Canada’s businesses are optimistic about increasing investments this year, but there is a big barrier that needs to be addressed.
Before any development project, such as a mine or road can begin, the Crown has a constitutional duty to consult with and accommodate Indigenous peoples whose rights could be affected. Governments often rely on industry to do these consultations as part of the regulatory approval process. But there is often no guidance on how business should engage with Indigenous communities, or what constitutes appropriate consultations. As one business person from Saskatoon told us, “There’s expectation but no direction from the government. If your project is shut down, it’s your own fault.”
This lack of clarity can result in nasty surprises for companies and Indigenous peoples who believe they have done all they can and should do within the process. This often happens when the Crown intervenes late in its engagement to impose new obligations or when it fails to executive its duty effectively at all. This can lead not only to the delay or cancellation of private sector projects but to companies abandoning them altogether. This is unfortunate because most projects have the potential to provide long-term economic and social benefits to Indigenous communities and all Canadians, including education and training, infrastructure, employment, the creation of new Indigenous businesses, improved health care resources and housing as well as the means to sustain cultural priorities.

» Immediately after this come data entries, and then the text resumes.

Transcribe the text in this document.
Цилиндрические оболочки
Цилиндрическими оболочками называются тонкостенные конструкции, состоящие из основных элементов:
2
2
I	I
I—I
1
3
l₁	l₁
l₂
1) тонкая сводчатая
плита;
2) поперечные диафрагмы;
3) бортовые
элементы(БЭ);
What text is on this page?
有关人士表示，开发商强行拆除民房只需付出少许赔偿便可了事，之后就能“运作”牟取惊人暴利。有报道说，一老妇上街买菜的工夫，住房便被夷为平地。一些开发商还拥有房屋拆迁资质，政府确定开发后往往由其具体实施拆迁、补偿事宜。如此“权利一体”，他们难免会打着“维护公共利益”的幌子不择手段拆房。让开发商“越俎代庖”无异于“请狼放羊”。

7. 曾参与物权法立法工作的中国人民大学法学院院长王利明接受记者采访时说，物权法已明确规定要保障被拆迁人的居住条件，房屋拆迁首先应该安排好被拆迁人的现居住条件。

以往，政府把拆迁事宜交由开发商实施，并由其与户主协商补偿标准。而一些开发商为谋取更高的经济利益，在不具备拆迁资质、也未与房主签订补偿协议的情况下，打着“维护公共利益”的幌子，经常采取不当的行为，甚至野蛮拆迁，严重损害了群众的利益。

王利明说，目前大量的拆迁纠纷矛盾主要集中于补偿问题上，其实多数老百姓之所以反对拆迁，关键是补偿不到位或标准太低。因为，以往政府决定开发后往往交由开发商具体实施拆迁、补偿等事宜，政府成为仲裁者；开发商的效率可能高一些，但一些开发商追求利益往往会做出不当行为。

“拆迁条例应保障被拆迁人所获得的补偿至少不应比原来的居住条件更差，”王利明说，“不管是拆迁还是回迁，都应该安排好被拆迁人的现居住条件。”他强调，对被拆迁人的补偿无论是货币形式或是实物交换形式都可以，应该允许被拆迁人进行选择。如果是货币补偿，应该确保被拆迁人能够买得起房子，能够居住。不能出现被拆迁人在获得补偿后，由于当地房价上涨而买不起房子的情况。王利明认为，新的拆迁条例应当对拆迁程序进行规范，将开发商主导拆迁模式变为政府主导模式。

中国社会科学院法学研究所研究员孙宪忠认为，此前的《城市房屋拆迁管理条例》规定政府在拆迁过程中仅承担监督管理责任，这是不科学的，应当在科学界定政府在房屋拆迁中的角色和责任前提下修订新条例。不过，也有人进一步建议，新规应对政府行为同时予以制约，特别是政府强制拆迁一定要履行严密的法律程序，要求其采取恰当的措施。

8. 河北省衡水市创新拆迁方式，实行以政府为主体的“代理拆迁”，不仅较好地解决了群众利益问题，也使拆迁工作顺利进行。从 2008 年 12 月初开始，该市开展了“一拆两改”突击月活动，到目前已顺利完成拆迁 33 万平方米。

Canada’s businesses see real opportunities in the government’s efforts to restore a nation-to-nation relationship with Indigenous peoples – modernizing the National Energy Board (NEB) and reviewing all federal laws and policies affecting Indigenous peoples.

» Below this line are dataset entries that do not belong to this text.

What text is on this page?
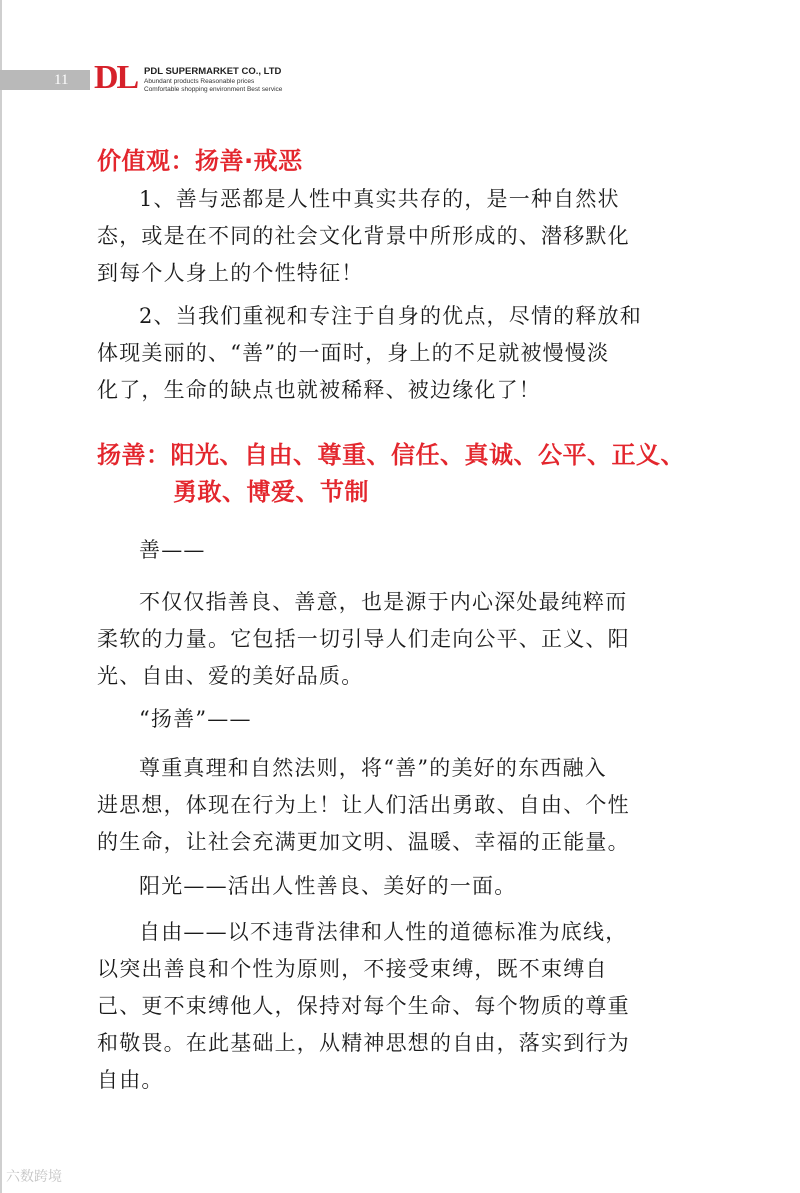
11 DL PDL SUPERMARKET CO., LTD
Abundant products Reasonable prices
Comfortable shopping environment Best service
价值观：扬善·戒恶
1、善与恶都是人性中真实共存的，是一种自然状
态，或是在不同的社会文化背景中所形成的、潜移默化
到每个人身上的个性特征！
2、当我们重视和专注于自身的优点，尽情的释放和
体现美丽的、“善”的一面时，身上的不足就被慢慢淡
化了，生命的缺点也就被稀释、被边缘化了！
扬善：阳光、自由、尊重、信任、真诚、公平、正义、
勇敢、博爱、节制
善——
不仅仅指善良、善意，也是源于内心深处最纯粹而
柔软的力量。它包括一切引导人们走向公平、正义、阳
光、自由、爱的美好品质。
“扬善”——
尊重真理和自然法则，将“善”的美好的东西融入
进思想，体现在行为上！让人们活出勇敢、自由、个性
的生命，让社会充满更加文明、温暖、幸福的正能量。
阳光——活出人性善良、美好的一面。
自由——以不违背法律和人性的道德标准为底线，
以突出善良和个性为原则，不接受束缚，既不束缚自
己、更不束缚他人，保持对每个生命、每个物质的尊重
和敬畏。在此基础上，从精神思想的自由，落实到行为
自由。
六数跨境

Last September, we released Seizing Six Opportunities for More Clarity in the Duty to Consult and Accommodate Process. The report was driven by businesses’ concerns that the lack of clarity on the Crown’s execution of its duty is frustrating relationships with Indigenous communities and stopping projects from which both could benefit.
We need a consistent framework that brings Indigenous communities and business together to establish a relationship when one doesn’t exist already. Once discussions regarding a project begin, the Crown should clarify such issues as what has triggered the duty, which Indigenous peoples are affected and their rights, its involvement, what information needs to be provided, timelines, and how it will follow up to determine if the process met its objectives and whether those involved met the expectations of them.
There are real consequences for business and Indigenous communities when the Crown fails to execute its duty. In 2016, a Federal Court of Appeal upheld an appeal blocking the Northern Gateway pipeline because the Crown “offered only a brief, hurried and inadequate consultation with First Nations.” Most of the time, the process works well. When it doesn’t, there needs to be repercussions for officials as well.
Unless we fix this process, our competitors will dismiss us and get what they need elsewhere, leaving behind businesses, Indigenous communities and all Canadians.